A few years back, I had an interesting conversation with my husband's old friend. He was writing a doctorate paper on the standardization of shipping containers, trains, trucks, and ports; it changed the world. I was struck by the simplicity and elegance that agreeing to use the same sized box, suddenly gave that box value worldwide. The shipping container is not temporary. But it could have been if it was designed to be temporary.
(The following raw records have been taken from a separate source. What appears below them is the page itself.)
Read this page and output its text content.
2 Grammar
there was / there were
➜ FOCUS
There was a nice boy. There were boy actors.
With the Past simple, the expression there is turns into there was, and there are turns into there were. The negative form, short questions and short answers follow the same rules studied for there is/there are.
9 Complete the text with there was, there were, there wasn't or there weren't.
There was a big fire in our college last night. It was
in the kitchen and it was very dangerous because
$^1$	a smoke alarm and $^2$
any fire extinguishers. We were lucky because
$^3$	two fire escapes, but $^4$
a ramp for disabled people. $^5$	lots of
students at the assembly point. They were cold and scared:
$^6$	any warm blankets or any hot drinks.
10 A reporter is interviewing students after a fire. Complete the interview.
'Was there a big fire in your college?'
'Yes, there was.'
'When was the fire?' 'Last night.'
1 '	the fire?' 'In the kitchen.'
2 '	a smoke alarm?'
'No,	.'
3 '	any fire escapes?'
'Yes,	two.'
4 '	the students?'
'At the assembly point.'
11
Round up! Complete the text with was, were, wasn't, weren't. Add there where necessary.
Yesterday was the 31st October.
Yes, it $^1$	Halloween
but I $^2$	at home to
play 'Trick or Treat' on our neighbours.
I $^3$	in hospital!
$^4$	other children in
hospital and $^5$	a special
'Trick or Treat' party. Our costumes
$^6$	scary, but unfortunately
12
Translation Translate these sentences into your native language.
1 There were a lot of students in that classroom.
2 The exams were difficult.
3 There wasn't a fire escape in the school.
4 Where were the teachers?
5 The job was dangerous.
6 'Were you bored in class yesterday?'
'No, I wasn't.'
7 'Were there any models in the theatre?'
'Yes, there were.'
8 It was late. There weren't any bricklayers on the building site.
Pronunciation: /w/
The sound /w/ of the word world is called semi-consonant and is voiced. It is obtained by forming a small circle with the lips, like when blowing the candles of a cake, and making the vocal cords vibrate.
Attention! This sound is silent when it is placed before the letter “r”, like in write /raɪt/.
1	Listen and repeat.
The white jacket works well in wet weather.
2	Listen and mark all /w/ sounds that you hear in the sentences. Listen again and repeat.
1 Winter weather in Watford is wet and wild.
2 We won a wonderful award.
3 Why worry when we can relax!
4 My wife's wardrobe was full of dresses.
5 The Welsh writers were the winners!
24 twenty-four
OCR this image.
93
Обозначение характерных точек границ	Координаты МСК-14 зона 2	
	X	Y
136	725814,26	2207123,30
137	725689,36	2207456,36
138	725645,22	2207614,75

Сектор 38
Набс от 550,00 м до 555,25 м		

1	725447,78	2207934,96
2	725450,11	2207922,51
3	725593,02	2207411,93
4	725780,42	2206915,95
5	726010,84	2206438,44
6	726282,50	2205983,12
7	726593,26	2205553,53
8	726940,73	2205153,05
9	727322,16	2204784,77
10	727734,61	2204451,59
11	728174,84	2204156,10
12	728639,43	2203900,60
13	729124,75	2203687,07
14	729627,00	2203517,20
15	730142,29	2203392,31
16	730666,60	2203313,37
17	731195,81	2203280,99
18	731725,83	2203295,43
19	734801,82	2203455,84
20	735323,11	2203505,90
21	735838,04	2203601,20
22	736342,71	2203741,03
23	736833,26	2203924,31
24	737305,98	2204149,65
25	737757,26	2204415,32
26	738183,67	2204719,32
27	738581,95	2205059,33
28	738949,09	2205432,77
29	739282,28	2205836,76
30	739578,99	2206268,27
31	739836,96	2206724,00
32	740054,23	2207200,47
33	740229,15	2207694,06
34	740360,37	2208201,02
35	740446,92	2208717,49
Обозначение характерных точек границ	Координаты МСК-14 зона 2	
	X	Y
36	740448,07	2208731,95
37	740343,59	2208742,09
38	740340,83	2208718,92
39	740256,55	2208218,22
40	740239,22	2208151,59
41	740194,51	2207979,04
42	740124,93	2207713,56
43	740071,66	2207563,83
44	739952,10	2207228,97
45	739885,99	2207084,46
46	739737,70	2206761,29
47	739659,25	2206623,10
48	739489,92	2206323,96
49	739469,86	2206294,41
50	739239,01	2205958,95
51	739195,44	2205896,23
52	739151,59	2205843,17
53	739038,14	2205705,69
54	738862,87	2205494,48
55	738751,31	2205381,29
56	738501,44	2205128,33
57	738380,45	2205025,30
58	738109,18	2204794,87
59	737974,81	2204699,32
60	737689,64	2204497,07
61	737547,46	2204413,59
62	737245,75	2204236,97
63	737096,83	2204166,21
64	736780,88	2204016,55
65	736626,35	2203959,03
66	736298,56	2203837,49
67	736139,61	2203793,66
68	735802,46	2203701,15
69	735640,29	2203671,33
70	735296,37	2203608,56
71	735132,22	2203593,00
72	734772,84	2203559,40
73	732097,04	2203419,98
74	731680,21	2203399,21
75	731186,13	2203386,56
I think we can apply this idea to all packaging. Instead of making things meant to be garbage, what if we made packaging that lasted, was interchangeable, customizable, modular, reusable with sterilizing, resealing, relabling, and beautiful on display? What if a cereal box could be used over and over again throughout the country and world? Cereal to Japan, Rice back. Eggs to Florida, Oranges back. Nothing to throw out; because we didn’t design it to. Garbage day can be packaging pick up day, perhaps returned for credit, and then back into main circulation to continue it's use. My hard sided lightweight TUMI bag has been through years of rough airplane travel, and doesn't have a dent. Can't say the same for packages arriving in cardboard, in cardboard, in styrofoam.
Multiple sizes, multiple uses, unknown possibilities; as long as size is standardized, it can have value tomorrow as well as today.